David Brooks, in a column from last month, issued a warning about the FDR- and JFK-like list of the Best and the Brightest that Obama is choosing for his advisers. Obama has nearly finished the roll call for his top management team, and it’s worth reconsidering Brooks’ objections, since we’re likely to hear them repeated often from the Right.
Bobo turns the irony in David Halberstam’s description of JFK’s team as the best and the brightest into snark: Buoyed by a “vast, heaving O-phoria now sweeping the coastal haut-bourgeoisie,” Obama is making government a Grecian gift of a Trojan Horse of talented Ivy Leaguers. As if Bush’s team came from Podunk U, instead of, say, George Bush (Yale, Harvard "B" School), Dick Cheney (Yale, suspended, expelled), and Scooter Libby (Yale, Columbia Law, pardoned felon). Bobo (Chicago) airbrushes them into oblivion, as he does the political appointee-moles that BushCheney plan to leave burrowed in the civil service.

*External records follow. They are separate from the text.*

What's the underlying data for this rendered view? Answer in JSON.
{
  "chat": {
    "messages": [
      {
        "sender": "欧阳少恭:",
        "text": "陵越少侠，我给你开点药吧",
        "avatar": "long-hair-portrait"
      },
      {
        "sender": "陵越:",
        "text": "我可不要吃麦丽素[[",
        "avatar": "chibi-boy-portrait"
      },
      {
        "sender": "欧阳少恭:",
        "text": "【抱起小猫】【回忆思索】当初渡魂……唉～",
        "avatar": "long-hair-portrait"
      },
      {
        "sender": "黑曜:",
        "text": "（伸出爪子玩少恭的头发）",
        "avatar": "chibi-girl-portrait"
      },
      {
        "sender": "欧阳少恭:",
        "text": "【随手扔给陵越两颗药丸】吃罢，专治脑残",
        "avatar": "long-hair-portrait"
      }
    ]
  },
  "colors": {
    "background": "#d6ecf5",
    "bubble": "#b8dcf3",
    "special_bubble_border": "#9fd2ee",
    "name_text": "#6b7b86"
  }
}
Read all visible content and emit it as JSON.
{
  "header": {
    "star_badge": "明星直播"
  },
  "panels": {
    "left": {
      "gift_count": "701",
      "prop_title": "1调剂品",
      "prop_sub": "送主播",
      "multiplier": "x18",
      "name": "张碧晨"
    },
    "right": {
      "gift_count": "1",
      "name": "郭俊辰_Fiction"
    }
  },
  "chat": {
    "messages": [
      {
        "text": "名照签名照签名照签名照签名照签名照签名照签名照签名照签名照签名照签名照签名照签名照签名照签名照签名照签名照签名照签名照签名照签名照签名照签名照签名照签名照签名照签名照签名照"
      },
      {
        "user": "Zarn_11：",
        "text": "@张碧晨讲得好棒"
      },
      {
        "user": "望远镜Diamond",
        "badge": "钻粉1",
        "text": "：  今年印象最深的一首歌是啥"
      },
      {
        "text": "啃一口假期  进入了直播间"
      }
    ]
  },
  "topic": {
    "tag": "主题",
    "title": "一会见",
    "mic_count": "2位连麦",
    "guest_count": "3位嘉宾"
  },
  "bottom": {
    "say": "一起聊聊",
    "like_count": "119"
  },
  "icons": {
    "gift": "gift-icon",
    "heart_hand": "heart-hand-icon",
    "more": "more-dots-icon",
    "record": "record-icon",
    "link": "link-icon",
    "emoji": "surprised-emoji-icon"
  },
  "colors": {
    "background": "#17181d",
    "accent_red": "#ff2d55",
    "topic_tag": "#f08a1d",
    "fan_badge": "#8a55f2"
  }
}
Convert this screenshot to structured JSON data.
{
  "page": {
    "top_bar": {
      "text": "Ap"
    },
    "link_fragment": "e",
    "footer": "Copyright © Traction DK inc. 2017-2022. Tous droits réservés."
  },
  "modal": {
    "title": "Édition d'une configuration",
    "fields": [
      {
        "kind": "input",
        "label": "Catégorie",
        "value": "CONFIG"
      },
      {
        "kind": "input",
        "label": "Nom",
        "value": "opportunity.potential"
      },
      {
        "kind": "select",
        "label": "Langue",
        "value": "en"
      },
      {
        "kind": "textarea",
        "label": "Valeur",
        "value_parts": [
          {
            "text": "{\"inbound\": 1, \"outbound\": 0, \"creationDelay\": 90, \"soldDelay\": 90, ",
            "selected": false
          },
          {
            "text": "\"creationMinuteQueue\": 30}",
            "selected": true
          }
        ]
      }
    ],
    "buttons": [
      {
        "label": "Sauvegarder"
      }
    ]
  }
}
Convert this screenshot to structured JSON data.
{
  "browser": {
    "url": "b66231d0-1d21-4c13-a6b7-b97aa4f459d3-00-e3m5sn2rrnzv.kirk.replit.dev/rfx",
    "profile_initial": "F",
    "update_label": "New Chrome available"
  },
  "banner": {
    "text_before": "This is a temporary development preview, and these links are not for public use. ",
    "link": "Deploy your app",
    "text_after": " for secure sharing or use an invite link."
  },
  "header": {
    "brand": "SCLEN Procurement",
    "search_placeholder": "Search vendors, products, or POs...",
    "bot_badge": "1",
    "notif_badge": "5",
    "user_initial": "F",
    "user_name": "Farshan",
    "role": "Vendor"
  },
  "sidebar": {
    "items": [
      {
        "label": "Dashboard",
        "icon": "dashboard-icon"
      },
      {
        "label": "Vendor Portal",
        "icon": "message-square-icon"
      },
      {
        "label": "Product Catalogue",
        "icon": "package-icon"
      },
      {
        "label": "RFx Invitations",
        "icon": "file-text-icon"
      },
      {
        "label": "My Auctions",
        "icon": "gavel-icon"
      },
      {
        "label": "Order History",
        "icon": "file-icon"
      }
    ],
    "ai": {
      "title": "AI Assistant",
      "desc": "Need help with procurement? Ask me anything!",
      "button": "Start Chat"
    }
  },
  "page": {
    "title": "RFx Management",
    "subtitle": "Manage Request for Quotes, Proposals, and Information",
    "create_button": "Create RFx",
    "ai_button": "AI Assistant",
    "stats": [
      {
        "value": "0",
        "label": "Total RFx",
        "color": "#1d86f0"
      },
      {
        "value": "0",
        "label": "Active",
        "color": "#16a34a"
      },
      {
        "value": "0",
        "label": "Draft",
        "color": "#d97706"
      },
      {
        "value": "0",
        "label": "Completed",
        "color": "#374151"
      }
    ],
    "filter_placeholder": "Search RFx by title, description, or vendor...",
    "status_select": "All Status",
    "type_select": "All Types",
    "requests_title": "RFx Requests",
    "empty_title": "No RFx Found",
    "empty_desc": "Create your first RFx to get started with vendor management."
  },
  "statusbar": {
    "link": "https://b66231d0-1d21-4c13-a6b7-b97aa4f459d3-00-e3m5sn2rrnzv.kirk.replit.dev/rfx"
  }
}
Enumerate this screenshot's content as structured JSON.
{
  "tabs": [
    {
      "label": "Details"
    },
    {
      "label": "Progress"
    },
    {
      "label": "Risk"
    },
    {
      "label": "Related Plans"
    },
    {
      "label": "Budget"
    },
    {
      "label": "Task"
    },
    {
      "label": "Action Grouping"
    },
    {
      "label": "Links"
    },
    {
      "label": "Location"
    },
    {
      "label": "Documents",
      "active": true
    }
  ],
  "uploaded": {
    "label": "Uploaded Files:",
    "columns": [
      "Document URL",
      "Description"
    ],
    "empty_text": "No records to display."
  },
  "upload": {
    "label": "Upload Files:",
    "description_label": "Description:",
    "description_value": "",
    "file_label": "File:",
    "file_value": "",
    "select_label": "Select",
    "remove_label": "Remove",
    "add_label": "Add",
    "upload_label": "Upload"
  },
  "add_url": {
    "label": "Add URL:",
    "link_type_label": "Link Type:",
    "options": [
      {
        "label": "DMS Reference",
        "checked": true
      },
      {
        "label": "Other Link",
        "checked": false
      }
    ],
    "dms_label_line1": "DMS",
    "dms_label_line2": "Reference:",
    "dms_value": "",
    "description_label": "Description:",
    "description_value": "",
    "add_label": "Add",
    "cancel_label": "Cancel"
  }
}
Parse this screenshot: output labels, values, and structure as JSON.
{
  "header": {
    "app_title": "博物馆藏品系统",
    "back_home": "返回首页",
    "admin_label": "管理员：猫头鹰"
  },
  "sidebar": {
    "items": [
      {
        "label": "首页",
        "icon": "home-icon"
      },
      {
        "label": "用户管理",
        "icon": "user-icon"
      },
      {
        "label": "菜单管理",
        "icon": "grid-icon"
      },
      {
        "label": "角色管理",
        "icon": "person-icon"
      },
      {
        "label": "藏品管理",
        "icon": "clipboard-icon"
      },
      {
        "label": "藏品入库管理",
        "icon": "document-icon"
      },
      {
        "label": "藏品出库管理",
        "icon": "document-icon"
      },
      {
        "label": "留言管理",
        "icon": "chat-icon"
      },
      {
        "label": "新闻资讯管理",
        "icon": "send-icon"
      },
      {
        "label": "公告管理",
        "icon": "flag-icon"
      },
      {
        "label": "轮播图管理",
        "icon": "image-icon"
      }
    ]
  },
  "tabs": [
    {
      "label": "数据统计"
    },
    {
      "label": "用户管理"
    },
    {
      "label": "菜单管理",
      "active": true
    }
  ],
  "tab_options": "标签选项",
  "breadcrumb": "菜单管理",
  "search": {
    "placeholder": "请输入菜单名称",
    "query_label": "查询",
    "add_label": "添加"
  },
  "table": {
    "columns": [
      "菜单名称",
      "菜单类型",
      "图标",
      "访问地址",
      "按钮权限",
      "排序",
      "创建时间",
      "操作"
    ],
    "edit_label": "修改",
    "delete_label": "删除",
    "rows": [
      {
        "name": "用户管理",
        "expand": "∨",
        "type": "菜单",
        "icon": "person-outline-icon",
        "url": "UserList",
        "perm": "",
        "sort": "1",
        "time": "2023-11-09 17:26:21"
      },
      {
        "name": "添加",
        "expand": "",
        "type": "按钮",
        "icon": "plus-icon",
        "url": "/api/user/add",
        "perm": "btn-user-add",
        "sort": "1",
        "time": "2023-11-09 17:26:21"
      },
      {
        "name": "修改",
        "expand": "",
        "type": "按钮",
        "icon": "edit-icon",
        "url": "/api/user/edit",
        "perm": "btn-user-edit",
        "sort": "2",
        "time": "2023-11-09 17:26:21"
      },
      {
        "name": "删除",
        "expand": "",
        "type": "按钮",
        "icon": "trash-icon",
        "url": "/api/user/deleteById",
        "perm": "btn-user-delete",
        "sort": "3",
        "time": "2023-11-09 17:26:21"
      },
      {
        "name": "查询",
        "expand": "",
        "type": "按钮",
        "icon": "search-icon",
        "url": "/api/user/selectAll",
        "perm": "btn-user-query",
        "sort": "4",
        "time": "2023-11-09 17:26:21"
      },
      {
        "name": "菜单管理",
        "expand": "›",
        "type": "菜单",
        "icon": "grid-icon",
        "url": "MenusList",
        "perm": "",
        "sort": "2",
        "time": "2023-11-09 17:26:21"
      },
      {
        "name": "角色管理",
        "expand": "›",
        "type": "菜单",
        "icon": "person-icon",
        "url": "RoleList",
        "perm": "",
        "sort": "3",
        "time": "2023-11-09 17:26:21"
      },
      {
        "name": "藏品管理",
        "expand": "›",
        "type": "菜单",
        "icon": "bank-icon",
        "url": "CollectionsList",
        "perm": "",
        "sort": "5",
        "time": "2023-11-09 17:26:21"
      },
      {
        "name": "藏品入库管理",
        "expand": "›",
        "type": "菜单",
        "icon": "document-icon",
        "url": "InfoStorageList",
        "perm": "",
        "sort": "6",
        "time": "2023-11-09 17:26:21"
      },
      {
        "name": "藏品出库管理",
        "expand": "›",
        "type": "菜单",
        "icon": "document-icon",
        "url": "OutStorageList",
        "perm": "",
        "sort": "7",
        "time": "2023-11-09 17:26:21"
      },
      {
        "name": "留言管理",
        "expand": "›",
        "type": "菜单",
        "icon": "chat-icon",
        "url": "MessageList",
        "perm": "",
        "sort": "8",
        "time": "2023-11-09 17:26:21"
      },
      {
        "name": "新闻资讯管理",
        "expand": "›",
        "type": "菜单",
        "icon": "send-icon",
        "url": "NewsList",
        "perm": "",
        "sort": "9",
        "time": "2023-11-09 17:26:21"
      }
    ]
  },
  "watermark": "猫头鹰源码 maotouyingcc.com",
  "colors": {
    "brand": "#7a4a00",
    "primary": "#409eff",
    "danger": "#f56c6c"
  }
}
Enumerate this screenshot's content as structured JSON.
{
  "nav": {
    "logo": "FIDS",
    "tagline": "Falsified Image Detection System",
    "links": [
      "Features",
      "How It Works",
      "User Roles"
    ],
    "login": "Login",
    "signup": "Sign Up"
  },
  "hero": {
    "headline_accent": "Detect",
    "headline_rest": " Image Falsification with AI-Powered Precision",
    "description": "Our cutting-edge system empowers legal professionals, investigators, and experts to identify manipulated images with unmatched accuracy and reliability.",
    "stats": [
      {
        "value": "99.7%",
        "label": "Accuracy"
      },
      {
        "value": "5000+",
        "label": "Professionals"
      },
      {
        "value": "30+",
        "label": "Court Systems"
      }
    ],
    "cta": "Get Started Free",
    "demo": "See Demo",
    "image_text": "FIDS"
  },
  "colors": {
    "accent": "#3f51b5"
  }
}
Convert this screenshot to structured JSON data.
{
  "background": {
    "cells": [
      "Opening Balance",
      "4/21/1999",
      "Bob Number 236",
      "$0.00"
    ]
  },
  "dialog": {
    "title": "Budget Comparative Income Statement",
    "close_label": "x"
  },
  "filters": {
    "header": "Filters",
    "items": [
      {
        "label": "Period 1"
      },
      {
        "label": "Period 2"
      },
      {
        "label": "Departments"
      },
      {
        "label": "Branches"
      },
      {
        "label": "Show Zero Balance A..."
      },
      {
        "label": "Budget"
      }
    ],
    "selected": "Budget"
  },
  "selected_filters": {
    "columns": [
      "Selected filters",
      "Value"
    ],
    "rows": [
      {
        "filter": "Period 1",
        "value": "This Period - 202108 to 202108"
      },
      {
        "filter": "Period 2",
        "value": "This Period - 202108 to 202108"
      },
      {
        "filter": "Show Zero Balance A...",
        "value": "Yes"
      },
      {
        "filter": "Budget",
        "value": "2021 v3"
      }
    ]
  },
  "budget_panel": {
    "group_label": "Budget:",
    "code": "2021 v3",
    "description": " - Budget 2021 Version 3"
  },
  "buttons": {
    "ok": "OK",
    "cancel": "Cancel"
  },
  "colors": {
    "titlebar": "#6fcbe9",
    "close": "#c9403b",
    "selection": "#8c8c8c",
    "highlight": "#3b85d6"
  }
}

Brooks sets up his warning to the Rump Republicans by first describing Obama’s new advisers as “open-minded,” “admired professionals”, not “excessively” partisan or ideological, who have “practical creativity”. Everything Bush’s team is not. Except that for Brooks, such talent in Democratic hands turns its holders into “overeducated Achievatrons,” who will give us a “French-style government dominated by Enarchs”.
Brooks is bragging that he once read Le Monde. He assumes we all have, because he fails to say that “Enarch” is the acronym for France’s “old boys” and the exclusive professional schools they went to. It’s Brooks’ longwinded way of saying that Democratic old boys are “effete government snobs,” while Republican old boys are manly men. Right.
Bobo’s concern seems to be that the Democrats might engage in government planning. Not for the purpose of enriching themselves — that’s OK, Serious People do that when in public office and have done since the lays of ancient Rome — but to perform a public service. For Brooks, that would be reprehensible. Mind you, he’s writing for a president who thinks that’s a kind of tail on New World monkeys.
Bobo buries his major concern mid-column, where he describes the attribute of Obama’s team that he’s really afraid of: They are,
twice as smart as the poor reporters who have to cover them, three times if you include the columnists.
Bobo finally gets it right.



4 Comments




Obama’s team is mighty impressive. Gotta say! The Warren issue seems uncharacteristically bone-headed. What’s the deal?
Warren does seem to be a bit of an outlier. He’s an unnecessary poke in the eye to progressives, a remarkably untimely one, given Prop. 8 in CA, and I predict he’ll gain little from it.
Management picks, rather than “special events” picks, however, are mixed. Kirk Murphy comments on some of them upstairs. Vilsack and Salazar seem poor choices. Holder seems weak, a missed opportunity. I presume Obama is both exhibiting his “centrist” (really, right of center) preferences and paying back a laundry list of supporters, while constantly trolling for more votes both in Congress and with the public.
The Holder nomination, especially, suggests that Obama wants technical competence at the DOJ, but with little time spent on Team Bush’s serial lawbreaking. He’s not a new broom, just a competent Hoover too big to reach into the corners where filth collects, and too clumsy to reach underneath the carpet, which Obama has no intention of pulling up. That approach will ensure that Obama’s Republican successor will be back at the Bush lawbreaking, since the GOP has no “centrist” leaders at present, Congress remains soporific and the MSM is firmly in the corporations’ grasp. Many other picks are better, especially the normally tangential science-based ones.
Typo or not a typo? You be the judge.
Misspelt? No. A pun? Yes.
The Victorian Web describes the accepted appreciation of the impact of Macaulay’s romantic 19th century ballads about ancient Rome on the boys who learned to rule an Empire on the playing fields of Eton (a claim apocryphally made by Wellington after his win over Napoleon at Waterloo):
The key phrase is indoctrination: Macaulay and Kipling in 19th century England; David Brooks, Bill Kristol, the Kagans, Dick Cheney, for 21st century American neocons. The pun reflects the GOP’s official disdain for sexual license, contrasted by its unofficial adoration of it as proof of one’s aggression and will to dominate.
Schoolboy indoctrination in the mythology of Roman politicians and Greek gods was not much use in helping twenty or thirty year-olds police Indians or Kenyans or South Africans. Orwell, who went to Eton, didn’t find it much use in policing the downtrodden Burmese. It probably prepared him as well as listening to Limbaugh or Coulter, or reading the Kagans or David Brooks prepared young American officers in how to police Iraqis in present-day Baghdad.
T.E. Lawrence was an exception, but then his preparation for understanding the Middle East unusually came from actual field work and language skills, not from playing rugger in the Thames Valley. Hope I haven’t laid it on too thick.